In Chinese medicine, seasonal allergies have a couple different etiologies (I know, another shocking case where TCM diagnostics are complicated…all part of the fun of this system!). Spring allergies are often associated with the element of wind. People may become susceptible to these wind-borne pathogens because of a deficiency of spleen or lung qi (and remember, using organ pathologies in Chinese medicine doesn’t mean there’s a problem with your actual insides- it’s just a way of conceptualizing body functions). When the spleen and/or lung qi is deficient, the body’s wei qi ceases to work as well as it should. What on earth is wei qi, you might ask? Excellent question.
Wei qi is the protective qi that surrounds the outer parts of our body to protect us from pathogens trying to sneak in and cause disease. Think of wei qi as Saran wrap, lightly covering everything and preventing things that shouldn’t be coming in from entering into the body (didn’t know you had so much in common with leftovers, did you? I am a literal fountain of knowledge!).
When this wei qi is weak, unruly little things like allergens sneak into the body and cause unpleasant things- those allergy symptoms that make you curse every flower you see.
So what is one to do? Chinese medicine treatments take a multi-faceted approach. First and foremost, we work on alleviating the major symptoms to get you feeling better fast. There are a number of acupuncture points surrounding the nose, eyes, and sinuses that can help relieve itchy eyes and runny noses. Some people get a little nervous about needles in the face, but we use very small needles for these points, and honestly, the benefits usually way outweigh any hesitations people have. Plus, when I get to put needles on the side of your nose, you look like an adorable cat with whiskers, and it makes me very happy!
We also work on correcting the underlying deficiency- tonifying spleen and lung qi to strengthen wei qi in order to prevent further allergy symptoms from developing.
Lastly, we can also use herbal remedies much like our acupuncture treatments to both help with symptoms of allergies and prevent them from occurring again in the future.

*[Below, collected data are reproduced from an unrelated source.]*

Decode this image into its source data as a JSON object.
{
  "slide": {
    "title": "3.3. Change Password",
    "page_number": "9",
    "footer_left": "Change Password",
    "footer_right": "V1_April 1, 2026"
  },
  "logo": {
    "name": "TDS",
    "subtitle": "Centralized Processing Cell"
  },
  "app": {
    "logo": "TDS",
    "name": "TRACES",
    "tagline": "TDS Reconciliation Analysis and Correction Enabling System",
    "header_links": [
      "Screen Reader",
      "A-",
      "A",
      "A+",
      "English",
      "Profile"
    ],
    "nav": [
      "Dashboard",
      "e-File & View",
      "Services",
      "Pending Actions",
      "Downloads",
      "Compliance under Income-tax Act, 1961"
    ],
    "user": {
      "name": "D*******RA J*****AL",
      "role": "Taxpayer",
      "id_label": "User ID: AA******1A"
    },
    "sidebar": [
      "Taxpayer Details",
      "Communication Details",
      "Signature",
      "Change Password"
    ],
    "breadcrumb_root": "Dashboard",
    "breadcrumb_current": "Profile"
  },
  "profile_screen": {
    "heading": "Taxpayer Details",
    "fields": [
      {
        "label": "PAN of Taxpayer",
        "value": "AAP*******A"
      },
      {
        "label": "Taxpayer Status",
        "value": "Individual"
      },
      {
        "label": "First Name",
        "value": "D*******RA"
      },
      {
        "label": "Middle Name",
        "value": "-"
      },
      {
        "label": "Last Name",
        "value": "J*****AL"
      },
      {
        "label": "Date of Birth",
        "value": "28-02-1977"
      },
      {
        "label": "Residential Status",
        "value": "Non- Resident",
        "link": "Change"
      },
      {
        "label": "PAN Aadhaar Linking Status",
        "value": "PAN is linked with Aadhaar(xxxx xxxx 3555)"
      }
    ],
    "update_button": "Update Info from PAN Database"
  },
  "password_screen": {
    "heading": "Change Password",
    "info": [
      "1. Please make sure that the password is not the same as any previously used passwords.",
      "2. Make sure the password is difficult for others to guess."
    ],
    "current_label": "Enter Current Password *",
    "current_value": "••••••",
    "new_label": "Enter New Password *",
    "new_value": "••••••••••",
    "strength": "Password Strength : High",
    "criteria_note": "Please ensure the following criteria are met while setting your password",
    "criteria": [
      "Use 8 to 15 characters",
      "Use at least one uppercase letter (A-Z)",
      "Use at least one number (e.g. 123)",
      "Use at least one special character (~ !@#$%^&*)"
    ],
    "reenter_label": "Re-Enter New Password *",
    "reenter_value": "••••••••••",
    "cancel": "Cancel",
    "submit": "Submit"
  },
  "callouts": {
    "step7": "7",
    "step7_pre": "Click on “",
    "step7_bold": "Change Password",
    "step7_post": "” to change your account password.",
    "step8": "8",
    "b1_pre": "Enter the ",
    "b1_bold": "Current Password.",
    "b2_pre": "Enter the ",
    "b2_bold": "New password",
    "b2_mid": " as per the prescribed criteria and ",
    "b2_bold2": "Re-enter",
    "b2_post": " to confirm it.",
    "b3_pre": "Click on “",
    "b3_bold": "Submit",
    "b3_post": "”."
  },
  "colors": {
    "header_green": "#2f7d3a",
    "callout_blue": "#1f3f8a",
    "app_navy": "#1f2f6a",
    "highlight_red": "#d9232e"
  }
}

There are some things that you can do at home to help minimize your symptoms as well. Avoiding all pollen in the spring is impossible, unless you can build yourself a hamster-ball like contraption from which to view the world. But there are plenty of things you can do to make things less miserable. Firstly, try to keep your home as allergen-free as possible. If you’re outside working in the yard or garden, wipe off quickly before you come in the house and then go right into the shower. The more pollen you bring into the house, the longer you’re exposed to the allergens. This goes for pets, too. Dogs are essentially walking allergen traps- if your dog is anything like my furry moron, rolling around in grass and flowers is a delight on parallel with a stay at a four-star spa. Give them a quick wipe with a damp towel before they come inside (especially if said furry friends hang out in your bedroom…you want to keep that space as pollen free as possible). You can try using a portable air filter to get some of the junk out of the air you’re breathing. This can especially be helpful in the bedroom- remember that you’re breathing in your bedroom air more than any other room in your house, so that’s a big place to reduce allergen exposure. If you have long hair, try to tie it up when you are working outside and/or wear a hat- hair collects pollen and will just increase your exposure. Check your pollen counts on the weather channel/weather app/whatever you use to tell you what it looks like outside. Pollen counts are pretty standard on most weather systems now- if it’s a really high pollen count, it’s maybe not the day to plant your entire garden. Pollen counts tend to be highest around the middle of the day, so early morning or later in the day may be a better time for you to be outside (but again, confirm this with your local pollen count levels).
Lastly, avoid a lot of dairy, refined sugar, and simple carbohydrates if your allergies are bad. These foods all increase dampness in Chinese medicine, which can in turn increase the production of mucus and phlegm that makes your sinuses achy and stuffy.